Houses in Rome would range from the luxurious villas atop the hills to the modest townhouses and insulae (blocks of flats) crowded in the city, and the slum blocks of the very poor. Rome’s main food markets included the Forum Boarium and the Emporium; shops, businesses and bars will have lined the streets of these areas. Rome’s main port city was Ostia. The Forum Romanum was an open square between the Capitoline and Palatine hills where business, public meetings and the law courts were held. The Games (public entertainment) were held in the Circus Maximus. Outside the city walls was the Campus Martius (Field of Mars) where the public voting was held. During Cicero’s time this field would have been mainly open land, but was later the site of extensive building work and monuments.
Walking around Rome in the 1st century BC, a visitor would see many small temples to various Roman gods. These were usually dedicated by individuals or families as personal acts of piety. Larger public temples such as the Temple of Vesta, the Temple of Castor and Pollux, and the Temple of Jupiter Optimus Maximus on the Capitol would also be visible. The streets of Rome would have been narrow, lined with blocks of flats or two-storey townhouses. They had a raised pavement for pedestrians, with a central channel for carts and horses. At intervals, stepping stones across would allow people to cross the street without having to tread in the dirt and animal excrement in the road. Above all, Rome would be a busy, bustling place – the powerful capital of a growing empire.
The Forum Romanum is where much of the action in Imperium takes place. The building labelled Curia is the Senate House, the basilicas are where important business and law courts were held, the Carcer is the prison of Rome, and the Rostra is the platform for public speaking.

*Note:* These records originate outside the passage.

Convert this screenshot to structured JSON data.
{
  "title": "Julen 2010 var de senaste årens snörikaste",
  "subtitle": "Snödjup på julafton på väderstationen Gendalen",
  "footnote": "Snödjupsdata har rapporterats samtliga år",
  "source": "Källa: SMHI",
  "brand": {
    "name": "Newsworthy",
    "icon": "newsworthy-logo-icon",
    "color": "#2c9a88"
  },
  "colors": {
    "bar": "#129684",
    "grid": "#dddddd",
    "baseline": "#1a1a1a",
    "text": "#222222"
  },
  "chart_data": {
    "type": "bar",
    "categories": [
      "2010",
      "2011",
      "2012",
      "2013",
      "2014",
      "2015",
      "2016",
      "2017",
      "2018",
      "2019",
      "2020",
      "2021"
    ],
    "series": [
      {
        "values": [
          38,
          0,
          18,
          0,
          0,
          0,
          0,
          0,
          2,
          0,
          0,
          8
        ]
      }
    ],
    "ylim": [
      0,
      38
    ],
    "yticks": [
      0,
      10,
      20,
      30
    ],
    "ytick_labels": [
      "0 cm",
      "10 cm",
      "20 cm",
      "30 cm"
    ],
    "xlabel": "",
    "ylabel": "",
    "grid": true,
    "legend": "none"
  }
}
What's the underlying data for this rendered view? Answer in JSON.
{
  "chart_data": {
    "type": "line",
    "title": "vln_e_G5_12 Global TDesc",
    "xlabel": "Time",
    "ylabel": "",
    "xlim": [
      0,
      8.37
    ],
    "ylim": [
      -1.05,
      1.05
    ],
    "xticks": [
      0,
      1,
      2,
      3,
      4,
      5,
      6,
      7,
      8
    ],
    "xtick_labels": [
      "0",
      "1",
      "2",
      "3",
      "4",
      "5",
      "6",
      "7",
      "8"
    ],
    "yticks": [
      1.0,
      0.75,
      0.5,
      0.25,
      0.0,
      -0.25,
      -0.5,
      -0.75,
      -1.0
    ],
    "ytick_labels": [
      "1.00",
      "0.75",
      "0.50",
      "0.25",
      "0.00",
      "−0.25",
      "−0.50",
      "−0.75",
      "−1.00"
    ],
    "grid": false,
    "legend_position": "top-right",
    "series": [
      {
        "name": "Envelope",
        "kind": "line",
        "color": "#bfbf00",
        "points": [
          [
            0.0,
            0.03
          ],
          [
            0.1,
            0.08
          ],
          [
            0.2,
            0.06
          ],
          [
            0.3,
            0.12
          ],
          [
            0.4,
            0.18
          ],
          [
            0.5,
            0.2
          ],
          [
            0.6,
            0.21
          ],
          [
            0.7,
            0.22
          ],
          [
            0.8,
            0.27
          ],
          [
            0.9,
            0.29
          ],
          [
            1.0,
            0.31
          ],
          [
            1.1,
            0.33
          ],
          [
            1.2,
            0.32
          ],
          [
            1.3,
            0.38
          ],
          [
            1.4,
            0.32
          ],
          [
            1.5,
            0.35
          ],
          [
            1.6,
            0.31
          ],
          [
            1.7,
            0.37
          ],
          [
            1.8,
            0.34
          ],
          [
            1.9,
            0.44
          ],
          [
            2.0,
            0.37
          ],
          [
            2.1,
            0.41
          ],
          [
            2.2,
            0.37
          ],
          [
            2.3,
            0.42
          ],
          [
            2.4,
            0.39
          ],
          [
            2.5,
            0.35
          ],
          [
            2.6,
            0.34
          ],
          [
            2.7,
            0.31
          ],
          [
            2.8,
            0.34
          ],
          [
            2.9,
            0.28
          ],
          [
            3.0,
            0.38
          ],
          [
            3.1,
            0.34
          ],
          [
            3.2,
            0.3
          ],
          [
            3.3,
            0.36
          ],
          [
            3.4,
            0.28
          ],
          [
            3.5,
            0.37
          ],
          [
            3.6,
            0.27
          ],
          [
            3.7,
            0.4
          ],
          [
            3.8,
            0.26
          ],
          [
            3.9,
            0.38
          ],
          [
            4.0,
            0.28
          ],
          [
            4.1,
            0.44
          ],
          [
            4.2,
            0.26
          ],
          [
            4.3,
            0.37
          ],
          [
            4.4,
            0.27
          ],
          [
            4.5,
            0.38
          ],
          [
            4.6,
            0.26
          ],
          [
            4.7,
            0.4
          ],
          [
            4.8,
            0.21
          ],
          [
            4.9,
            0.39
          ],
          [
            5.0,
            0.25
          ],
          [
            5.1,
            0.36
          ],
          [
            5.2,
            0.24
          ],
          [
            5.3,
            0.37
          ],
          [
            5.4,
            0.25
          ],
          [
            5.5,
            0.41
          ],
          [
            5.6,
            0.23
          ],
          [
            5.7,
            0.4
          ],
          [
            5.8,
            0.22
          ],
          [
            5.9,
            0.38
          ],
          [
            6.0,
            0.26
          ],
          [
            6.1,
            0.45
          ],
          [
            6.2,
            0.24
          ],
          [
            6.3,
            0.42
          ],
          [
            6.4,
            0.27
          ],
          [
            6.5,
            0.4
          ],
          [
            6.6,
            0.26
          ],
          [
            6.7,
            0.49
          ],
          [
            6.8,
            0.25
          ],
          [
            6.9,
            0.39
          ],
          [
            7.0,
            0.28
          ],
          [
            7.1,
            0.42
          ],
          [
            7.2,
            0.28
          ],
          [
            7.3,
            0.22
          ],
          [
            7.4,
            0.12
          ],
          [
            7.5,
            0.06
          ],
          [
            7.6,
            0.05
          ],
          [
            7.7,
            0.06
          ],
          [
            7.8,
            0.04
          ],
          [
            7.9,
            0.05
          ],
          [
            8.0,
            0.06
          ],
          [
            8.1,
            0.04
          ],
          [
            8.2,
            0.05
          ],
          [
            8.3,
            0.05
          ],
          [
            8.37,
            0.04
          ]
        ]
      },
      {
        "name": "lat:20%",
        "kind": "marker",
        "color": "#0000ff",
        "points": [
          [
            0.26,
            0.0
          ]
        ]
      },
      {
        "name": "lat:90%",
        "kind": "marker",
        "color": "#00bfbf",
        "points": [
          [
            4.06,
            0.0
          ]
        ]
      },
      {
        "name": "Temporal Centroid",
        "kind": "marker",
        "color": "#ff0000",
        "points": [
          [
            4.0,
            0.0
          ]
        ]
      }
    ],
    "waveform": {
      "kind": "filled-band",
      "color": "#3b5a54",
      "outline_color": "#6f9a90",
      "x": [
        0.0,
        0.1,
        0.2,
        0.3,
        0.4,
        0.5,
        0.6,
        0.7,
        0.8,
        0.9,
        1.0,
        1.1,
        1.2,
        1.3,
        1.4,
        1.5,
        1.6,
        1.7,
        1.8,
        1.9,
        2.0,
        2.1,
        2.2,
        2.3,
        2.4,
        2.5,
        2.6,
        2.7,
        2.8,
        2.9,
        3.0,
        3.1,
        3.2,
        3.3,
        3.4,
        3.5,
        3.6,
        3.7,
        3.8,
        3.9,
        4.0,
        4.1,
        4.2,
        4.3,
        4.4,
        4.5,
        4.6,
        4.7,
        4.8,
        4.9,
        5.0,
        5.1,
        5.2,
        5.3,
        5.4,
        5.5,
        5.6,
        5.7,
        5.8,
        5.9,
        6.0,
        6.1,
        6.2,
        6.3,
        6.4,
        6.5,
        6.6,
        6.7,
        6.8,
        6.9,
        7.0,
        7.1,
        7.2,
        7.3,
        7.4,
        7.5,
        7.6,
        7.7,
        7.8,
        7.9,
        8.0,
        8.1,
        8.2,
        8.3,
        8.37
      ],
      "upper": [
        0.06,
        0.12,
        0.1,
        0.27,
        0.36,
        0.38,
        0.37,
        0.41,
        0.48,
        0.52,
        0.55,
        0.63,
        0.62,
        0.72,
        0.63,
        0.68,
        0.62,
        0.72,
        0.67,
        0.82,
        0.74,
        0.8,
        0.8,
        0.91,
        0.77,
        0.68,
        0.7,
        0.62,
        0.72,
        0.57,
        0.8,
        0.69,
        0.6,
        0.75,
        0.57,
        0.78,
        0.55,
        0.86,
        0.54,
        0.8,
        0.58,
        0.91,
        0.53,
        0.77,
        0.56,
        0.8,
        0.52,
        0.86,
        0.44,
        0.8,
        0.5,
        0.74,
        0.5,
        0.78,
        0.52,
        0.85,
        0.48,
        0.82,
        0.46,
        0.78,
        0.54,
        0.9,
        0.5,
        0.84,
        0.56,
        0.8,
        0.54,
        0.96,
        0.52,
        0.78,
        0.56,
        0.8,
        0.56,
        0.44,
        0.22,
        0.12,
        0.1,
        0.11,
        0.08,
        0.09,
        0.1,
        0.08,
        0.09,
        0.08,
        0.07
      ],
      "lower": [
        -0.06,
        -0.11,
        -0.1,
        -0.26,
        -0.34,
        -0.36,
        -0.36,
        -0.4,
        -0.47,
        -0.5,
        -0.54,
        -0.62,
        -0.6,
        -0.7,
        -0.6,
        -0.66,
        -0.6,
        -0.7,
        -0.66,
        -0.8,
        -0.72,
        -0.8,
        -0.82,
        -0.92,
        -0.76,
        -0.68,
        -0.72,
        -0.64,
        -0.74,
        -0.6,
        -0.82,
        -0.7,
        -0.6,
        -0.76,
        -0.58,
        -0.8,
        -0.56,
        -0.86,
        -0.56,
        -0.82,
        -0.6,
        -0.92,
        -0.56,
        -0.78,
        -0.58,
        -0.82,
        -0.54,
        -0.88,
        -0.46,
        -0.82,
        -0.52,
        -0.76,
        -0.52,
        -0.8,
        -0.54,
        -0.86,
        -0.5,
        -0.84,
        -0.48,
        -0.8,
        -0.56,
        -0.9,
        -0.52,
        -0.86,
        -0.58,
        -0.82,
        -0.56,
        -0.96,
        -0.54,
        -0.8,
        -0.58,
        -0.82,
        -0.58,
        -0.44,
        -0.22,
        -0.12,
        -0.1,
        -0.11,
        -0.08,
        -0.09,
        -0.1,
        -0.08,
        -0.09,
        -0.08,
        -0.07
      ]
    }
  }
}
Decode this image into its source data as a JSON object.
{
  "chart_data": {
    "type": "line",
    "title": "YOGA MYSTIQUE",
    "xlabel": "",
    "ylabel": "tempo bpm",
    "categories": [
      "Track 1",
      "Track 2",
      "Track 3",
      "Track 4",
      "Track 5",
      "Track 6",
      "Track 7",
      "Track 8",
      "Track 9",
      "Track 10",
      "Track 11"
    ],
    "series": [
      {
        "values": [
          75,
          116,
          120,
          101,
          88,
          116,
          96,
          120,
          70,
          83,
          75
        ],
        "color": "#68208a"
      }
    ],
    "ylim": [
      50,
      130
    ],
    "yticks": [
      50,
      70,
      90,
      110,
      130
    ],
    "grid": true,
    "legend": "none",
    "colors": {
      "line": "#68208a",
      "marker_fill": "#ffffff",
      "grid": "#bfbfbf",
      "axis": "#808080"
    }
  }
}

As one of the main sources of grain for Rome (the others being North Africa and Egypt), Sicily was an important Roman province. Sicily supported both Phoenician and ancient Greek colonies, with Greek cities established on the east side of the island, Phoenician cities on the west, and the original inhabitants such as the Sicani pushed into the centre of the island. Gradually the original tribes were absorbed into the colonised settlements. Sicily by Cicero’s time was a fairly diverse place, with Greeks, Phoenicians and Romans, as well as their various cults, temples and gods, all mingling together.